Q: What is Alzheimer’s disease?
A: Alzheimer’s disease is an irreversible disease of the brain that affects memory, thinking skills, and eventually the ability to complete daily tasks. Alzheimer’s is one type of dementia, the most common form.
Q: What is Dementia?
A: Dementia is a general term for memory loss that is severe enough to impact daily life, and there are many forms.
Q: What causes Alzheimer’s disease?
A: There is no single known cause for Alzheimer’s. Risk factors can include advancing age and inherited genetics.
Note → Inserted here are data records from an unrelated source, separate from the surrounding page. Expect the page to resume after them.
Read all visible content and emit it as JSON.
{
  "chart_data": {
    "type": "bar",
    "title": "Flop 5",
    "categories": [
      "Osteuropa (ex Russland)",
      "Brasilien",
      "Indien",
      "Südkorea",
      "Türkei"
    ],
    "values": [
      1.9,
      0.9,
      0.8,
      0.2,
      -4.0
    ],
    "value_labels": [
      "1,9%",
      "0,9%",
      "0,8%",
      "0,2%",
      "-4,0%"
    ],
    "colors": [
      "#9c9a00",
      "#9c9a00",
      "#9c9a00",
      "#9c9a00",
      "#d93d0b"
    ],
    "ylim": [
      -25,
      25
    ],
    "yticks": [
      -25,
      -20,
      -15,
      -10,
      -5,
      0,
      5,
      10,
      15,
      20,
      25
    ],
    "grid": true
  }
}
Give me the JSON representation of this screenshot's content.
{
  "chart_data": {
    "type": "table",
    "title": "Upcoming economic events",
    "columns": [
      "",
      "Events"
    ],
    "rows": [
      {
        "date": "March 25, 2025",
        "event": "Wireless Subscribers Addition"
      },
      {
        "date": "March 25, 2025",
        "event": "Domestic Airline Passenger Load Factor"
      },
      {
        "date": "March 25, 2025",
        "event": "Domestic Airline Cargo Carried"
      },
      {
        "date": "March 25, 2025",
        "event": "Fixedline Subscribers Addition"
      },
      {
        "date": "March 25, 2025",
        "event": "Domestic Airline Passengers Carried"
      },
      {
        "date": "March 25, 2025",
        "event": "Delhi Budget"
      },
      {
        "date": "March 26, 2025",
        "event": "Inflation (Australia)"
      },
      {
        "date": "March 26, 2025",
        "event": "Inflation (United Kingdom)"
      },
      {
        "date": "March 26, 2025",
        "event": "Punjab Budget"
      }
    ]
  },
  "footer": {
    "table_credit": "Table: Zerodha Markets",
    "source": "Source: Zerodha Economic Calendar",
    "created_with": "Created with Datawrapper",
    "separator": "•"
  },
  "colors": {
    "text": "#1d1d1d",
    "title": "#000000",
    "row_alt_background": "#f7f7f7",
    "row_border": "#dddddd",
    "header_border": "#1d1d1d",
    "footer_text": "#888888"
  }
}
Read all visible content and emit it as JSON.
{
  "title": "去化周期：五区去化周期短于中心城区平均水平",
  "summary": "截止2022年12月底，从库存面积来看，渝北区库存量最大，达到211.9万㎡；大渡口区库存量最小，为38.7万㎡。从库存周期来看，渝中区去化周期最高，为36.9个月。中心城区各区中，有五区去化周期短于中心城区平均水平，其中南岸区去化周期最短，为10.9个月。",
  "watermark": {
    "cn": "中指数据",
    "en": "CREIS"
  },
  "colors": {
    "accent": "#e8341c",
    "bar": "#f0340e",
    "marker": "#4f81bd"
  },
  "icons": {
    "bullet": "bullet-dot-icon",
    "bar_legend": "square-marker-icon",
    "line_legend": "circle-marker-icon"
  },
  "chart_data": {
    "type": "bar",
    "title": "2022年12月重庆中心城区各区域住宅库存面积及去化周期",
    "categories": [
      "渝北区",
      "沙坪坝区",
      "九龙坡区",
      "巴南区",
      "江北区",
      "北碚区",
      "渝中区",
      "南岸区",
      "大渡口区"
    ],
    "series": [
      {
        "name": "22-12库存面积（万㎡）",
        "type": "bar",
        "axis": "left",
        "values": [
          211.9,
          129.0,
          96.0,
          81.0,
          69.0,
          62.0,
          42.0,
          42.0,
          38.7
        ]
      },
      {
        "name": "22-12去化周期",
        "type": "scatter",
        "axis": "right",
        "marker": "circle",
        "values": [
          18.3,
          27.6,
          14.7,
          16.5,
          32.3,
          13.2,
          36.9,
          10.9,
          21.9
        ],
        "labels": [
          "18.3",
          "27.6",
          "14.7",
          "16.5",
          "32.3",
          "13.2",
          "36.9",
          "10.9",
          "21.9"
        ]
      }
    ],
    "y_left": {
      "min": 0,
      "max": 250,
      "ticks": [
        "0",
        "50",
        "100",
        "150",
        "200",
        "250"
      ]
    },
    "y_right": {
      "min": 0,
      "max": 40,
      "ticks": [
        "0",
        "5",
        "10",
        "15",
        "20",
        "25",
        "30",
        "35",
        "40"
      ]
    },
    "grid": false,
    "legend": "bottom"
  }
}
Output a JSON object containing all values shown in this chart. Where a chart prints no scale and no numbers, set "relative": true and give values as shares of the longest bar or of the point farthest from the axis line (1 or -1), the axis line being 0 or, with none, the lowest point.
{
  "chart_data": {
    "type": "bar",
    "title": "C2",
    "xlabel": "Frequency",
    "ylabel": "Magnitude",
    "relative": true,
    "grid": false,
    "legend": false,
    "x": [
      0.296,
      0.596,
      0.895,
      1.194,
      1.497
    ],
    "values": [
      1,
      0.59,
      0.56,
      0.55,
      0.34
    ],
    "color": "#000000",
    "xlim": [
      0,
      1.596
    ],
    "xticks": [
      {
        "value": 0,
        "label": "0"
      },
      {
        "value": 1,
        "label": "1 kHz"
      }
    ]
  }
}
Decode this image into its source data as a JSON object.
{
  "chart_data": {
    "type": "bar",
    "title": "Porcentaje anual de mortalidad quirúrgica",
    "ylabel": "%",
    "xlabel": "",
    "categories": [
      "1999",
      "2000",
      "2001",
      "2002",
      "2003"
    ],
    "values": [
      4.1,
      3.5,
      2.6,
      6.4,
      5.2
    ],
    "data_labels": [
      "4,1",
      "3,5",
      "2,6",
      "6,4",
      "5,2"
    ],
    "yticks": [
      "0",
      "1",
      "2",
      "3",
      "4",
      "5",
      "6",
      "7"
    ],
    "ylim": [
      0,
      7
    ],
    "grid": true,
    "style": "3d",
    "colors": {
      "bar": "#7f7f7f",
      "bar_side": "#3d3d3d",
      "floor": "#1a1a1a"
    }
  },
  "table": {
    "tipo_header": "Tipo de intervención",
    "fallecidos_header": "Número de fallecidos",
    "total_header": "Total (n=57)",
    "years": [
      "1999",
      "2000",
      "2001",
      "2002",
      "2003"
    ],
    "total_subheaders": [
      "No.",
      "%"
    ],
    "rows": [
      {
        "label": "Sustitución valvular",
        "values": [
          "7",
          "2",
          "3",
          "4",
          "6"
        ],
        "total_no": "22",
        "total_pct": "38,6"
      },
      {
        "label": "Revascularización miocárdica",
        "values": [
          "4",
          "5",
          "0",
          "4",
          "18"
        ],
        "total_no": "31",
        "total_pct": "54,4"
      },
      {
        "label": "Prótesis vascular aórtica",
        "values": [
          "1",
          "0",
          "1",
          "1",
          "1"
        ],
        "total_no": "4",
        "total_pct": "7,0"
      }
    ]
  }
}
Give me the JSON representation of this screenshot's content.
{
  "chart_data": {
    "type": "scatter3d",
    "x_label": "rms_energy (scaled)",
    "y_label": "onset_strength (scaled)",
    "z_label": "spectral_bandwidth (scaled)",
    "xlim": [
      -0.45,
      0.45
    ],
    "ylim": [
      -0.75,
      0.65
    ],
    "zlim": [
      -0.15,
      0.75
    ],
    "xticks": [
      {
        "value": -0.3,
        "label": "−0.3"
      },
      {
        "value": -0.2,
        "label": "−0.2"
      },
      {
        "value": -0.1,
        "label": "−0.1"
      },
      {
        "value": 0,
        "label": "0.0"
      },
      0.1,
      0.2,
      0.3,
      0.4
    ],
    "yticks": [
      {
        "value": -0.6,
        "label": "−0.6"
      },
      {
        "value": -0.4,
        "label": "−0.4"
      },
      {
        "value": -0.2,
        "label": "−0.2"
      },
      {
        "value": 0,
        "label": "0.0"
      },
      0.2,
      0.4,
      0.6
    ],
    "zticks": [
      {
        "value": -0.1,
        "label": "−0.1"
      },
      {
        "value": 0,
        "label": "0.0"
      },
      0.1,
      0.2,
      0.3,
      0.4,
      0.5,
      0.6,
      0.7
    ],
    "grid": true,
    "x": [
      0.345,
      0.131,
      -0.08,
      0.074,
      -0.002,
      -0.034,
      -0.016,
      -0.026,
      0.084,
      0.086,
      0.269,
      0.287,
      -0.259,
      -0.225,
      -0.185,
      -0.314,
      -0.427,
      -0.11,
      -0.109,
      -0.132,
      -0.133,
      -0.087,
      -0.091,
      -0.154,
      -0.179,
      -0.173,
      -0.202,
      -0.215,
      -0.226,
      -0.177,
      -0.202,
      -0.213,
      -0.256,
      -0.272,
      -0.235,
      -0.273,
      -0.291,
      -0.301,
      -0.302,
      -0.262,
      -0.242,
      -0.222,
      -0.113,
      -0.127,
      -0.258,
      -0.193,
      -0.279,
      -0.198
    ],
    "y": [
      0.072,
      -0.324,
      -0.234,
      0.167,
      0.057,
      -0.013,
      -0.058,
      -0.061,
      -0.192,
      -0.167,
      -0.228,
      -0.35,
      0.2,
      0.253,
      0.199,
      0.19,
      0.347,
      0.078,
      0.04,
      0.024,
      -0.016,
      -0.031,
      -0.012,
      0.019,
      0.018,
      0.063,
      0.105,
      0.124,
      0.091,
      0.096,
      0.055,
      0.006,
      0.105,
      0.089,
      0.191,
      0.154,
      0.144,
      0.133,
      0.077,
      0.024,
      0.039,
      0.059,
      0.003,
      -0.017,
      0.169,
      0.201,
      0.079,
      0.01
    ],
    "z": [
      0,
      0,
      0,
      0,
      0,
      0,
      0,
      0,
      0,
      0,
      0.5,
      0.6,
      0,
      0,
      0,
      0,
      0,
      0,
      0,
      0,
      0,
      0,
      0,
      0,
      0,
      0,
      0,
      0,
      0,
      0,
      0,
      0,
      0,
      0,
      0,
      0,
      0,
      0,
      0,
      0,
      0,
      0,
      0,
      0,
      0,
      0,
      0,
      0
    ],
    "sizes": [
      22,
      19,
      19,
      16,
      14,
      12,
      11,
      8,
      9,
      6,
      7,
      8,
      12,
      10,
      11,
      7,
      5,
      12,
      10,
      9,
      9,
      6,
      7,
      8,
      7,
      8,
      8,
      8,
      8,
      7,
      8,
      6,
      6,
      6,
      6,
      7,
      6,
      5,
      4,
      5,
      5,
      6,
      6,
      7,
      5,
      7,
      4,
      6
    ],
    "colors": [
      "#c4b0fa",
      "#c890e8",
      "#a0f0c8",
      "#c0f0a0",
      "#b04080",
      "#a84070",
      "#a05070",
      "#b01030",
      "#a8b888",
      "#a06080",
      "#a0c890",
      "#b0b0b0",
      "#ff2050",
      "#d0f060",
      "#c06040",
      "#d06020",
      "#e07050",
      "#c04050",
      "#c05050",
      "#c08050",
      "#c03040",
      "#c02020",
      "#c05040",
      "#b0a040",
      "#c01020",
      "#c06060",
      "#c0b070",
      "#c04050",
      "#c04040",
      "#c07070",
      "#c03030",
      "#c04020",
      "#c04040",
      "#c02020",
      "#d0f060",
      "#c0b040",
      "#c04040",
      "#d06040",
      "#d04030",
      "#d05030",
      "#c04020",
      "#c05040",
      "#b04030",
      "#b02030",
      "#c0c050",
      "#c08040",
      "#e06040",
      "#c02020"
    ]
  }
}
Q: Who has Alzheimer’s disease?
A: In the U.S., 5.4 million people have the disease and 50% of individuals age 85 and older have Alzheimer’s disease. Every 71 seconds a new case is diagnosed.
Q: Isn’t Memory Loss a normal part of aging?
A: Occasional memory loss, such as forgetting the name of someone you just met, can be a normal part of aging. Alzheimer’s is much more severe than occasional memory loss; it is a disease that causes brain cells to malfunction and eventually die.
Q: What should I think about when moving a loved one into a long-term care setting?
A: Know that there is no “one size fits all” solution for your loved one. When thinking about moving a loved one into a long-term care setting, you absolutely want to know the preferences and needs of the person with dementia. Research options to decide which is a good fit. Talk to providers and ask about their training and how their facility caters to Alzheimer’s and dementia specifically. Take into account the feelings of the current caregiver or family member, even if that is you. Are you feeling stressed, helpless or hopeless? If so, it is time to get help.
Q: How long does Alzheimer’s disease last on average?
A: Those with Alzheimer’s live an average of eight years after their symptoms become noticeable to others, but how long the disease lasts is dependent upon age and other health conditions.
Q: At what stage should I consider professional care?
A: As Alzheimer’s progresses, your loved one may need more help with daily tasks. The level of medical care your loved one needs is the most important factor. When you become concerned about the safety and the need for constant supervision is great, it is time to look into professional care options.